In the winter, especially during the holiday season, cocktails grow rich and heavy to fortify drinkers against the cold. Ingredients like butter, cream and whole eggs start finding their way into your cup of cheer. Must the vegan tippler be relegated to the corner, sipping resentfully at a bonded bourbon? Not if you use a little imagination. Even the season's most famous (and most non-vegan) drink can be nicely approximated.
See also: Banter and Cocktails at the Gin Room
Dedicated nog-heads may be shaking their heads, saying, "You've gone too far this time, Drunken Vegan. Some things are sacred." But here's the thing: eggnog doesn't taste like egg. Eggnog's rich and creamy and boozy and spicy. The key is to come up with a concoction that balances all those elements, without turning to the dairy or the henhouse.
America's first nationally celebrated bartender Jerry Thomas supposedly perfected a famous eggnog called Tom and Jerry while working at the old Planter's House bar right here in St. Louis in the mid-nineteenth century. It involves whisking egg whites "to a stiff froth" and beating yolks "until they are as thin as water," making a batter and mixing that with booze and spice and boiling water. Alas, not much time for chitchat at the holiday party if you're bent over a copper bowl of egg whites all night.
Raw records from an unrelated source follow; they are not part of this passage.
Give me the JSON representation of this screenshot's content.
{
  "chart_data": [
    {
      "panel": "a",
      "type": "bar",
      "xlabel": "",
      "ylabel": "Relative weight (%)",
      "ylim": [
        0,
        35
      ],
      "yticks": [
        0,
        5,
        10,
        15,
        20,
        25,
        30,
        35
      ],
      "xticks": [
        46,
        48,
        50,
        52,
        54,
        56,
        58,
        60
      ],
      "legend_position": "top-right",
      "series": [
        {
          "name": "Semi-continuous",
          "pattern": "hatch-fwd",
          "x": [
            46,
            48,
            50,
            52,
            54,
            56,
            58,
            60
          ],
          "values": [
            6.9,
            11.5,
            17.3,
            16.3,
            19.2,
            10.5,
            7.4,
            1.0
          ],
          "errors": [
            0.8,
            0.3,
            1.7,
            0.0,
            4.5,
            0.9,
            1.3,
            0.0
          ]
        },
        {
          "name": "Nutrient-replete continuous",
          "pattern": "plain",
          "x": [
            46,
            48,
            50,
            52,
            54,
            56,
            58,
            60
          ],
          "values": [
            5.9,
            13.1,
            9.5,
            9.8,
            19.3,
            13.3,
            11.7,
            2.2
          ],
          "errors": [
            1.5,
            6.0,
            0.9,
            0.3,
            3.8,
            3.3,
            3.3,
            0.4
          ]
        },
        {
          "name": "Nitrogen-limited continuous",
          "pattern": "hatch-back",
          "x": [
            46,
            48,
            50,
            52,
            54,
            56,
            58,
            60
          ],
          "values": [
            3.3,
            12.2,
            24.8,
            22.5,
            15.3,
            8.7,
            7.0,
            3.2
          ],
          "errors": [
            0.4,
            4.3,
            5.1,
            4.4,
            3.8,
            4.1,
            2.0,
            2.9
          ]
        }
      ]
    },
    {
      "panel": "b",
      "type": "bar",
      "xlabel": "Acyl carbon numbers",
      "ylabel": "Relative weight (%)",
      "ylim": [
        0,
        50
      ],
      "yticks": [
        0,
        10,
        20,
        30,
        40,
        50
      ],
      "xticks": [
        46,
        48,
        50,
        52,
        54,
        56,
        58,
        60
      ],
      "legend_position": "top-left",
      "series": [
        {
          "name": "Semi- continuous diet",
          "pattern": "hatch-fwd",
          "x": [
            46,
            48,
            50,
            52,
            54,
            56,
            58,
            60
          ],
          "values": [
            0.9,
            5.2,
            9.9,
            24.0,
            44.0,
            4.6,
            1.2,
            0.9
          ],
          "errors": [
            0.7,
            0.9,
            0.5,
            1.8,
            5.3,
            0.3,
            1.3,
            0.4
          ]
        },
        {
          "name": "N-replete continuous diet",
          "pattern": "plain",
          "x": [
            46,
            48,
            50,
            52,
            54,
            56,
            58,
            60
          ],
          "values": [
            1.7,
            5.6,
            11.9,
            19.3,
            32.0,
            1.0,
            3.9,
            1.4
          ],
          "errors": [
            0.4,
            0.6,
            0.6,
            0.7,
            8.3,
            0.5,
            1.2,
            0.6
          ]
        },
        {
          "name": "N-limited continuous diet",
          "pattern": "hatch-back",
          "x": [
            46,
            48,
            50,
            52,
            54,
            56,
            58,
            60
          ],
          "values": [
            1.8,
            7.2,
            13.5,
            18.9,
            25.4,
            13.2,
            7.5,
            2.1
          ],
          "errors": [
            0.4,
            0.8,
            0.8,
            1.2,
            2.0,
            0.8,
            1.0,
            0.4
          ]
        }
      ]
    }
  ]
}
There is a surprisingly simple vegan solution. Nothing else in the plant-based world beats coconut milk when it comes to a rich and creamy cocktail ingredient. For each nog (skeptics need not say that there's no such thing as a vegan nog; the word means "strong ale," according to the OED), you will need four ounces of good coconut milk. If you can find Arroy-D brand (sold at many Asian markets), use it. Add a teaspoon of raw sugar and a pinch each of cinnamon, allspice, ground clove and ground ginger. Heat the spiced coconut milk then add it to an ounce each of good dark rum and brandy. Grate a little nutmeg on top.
It doesn't taste like coconut, or egg for that matter. It's rich and creamy and boozy and spicy. Take the money you saved on free-range eggs and organic cream and spend it on some vintage nog mugs. And since you won't be beating egg whites into a stiff froth all night, you can hang out under the mistletoe, lips sweetened with rum and spice and a warm glow in your belly.